Nach dem Regierungswechsel in Rom hoffen die Anleger auf eine rasche Umsetzung der Reformvorhaben in Italien. Zu Börsenschluss lag der SMI um 0,22 Prozent höher auf 5661,71 Punkten. Der Index bewegte sich in einer Bandbreite von 5619 bis 5683 Stellen. Der 30 Titel umfassende, gekappte Swiss Leader Index (SLI) konnte um 0,12 Prozent auf 857,53 Punkte leicht zulegen und der breite Swiss Performance Index (SPI) gewann 0,09 Prozent auf 5151,03 Punkte. Die Bluechips wurden von den Luxusgüteraktien Richemont und Swatch angeführt, die um 2,4 Prozent respektive 1,0 Prozent in die Höhe sprangen. Unter den konjunktursensitiven Aktien waren die Verlierer jedoch in der Überzahl. Grössere Abgaben waren bei Logitech (-1,9 Prozent) oder Geberit (-1,6 Prozent) auszumachen. Weiter gaben Clariant um 0,9 Prozent, Givaudan um 0,6 Prozent oder ABB um 0,5 Prozent nach. Auch bei den Finanzaktien waren grösstenteils Kursabgaben zu sehen. Swiss Life büssten am Tag vor der Publikation von Zahlen um 1,2 Prozent ein.

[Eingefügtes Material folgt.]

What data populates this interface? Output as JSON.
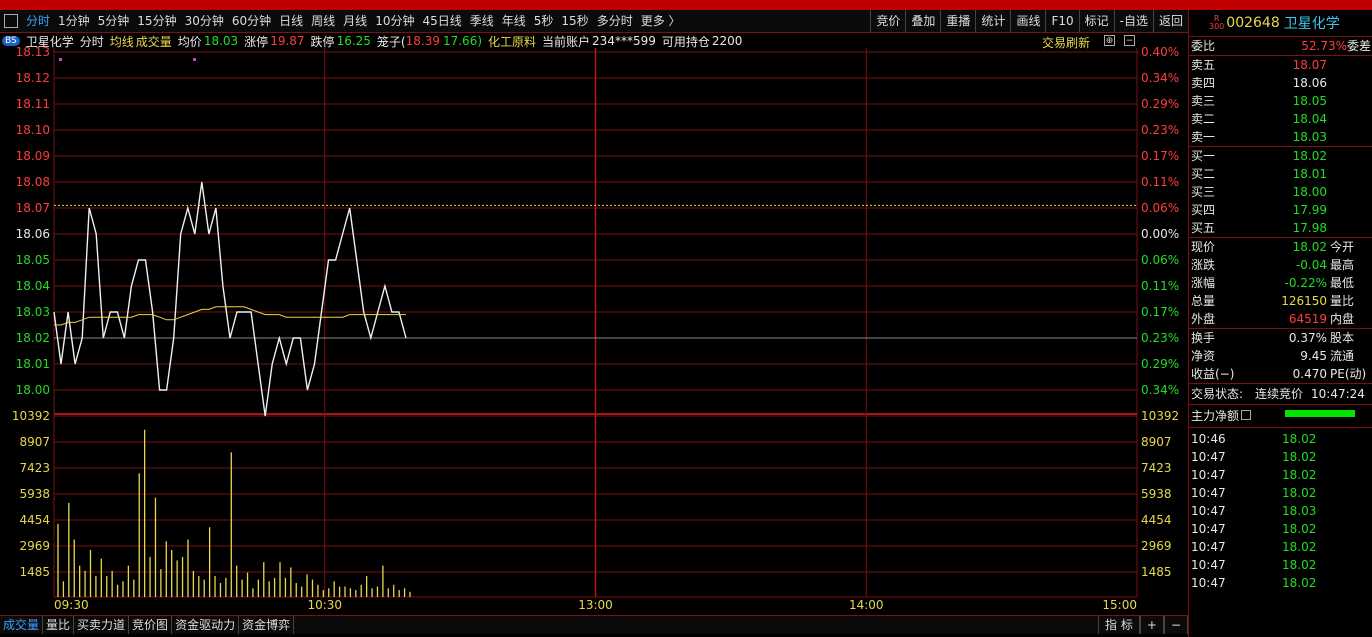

Weiter gaben Bâloise um 1,1 Prozent und die Grossbankentitel von Credit Suisse und UBS um 1,1 Prozent respektive 0,5 Prozent nach. Die Aktien des Vermögensverwalters Julius Bär haben den Handel nach dem Zwischenbericht gut aufgenommen, schlossen dann allerdings kaum verändert. Die Indexschwergewichte Roche ( 0,9 Prozent) und Nestlé ( 0,3 Prozent) gehörten am Montag zu Börsenschluss zu den Gewinnern. Novartis gingen unverändert aus dem Handel.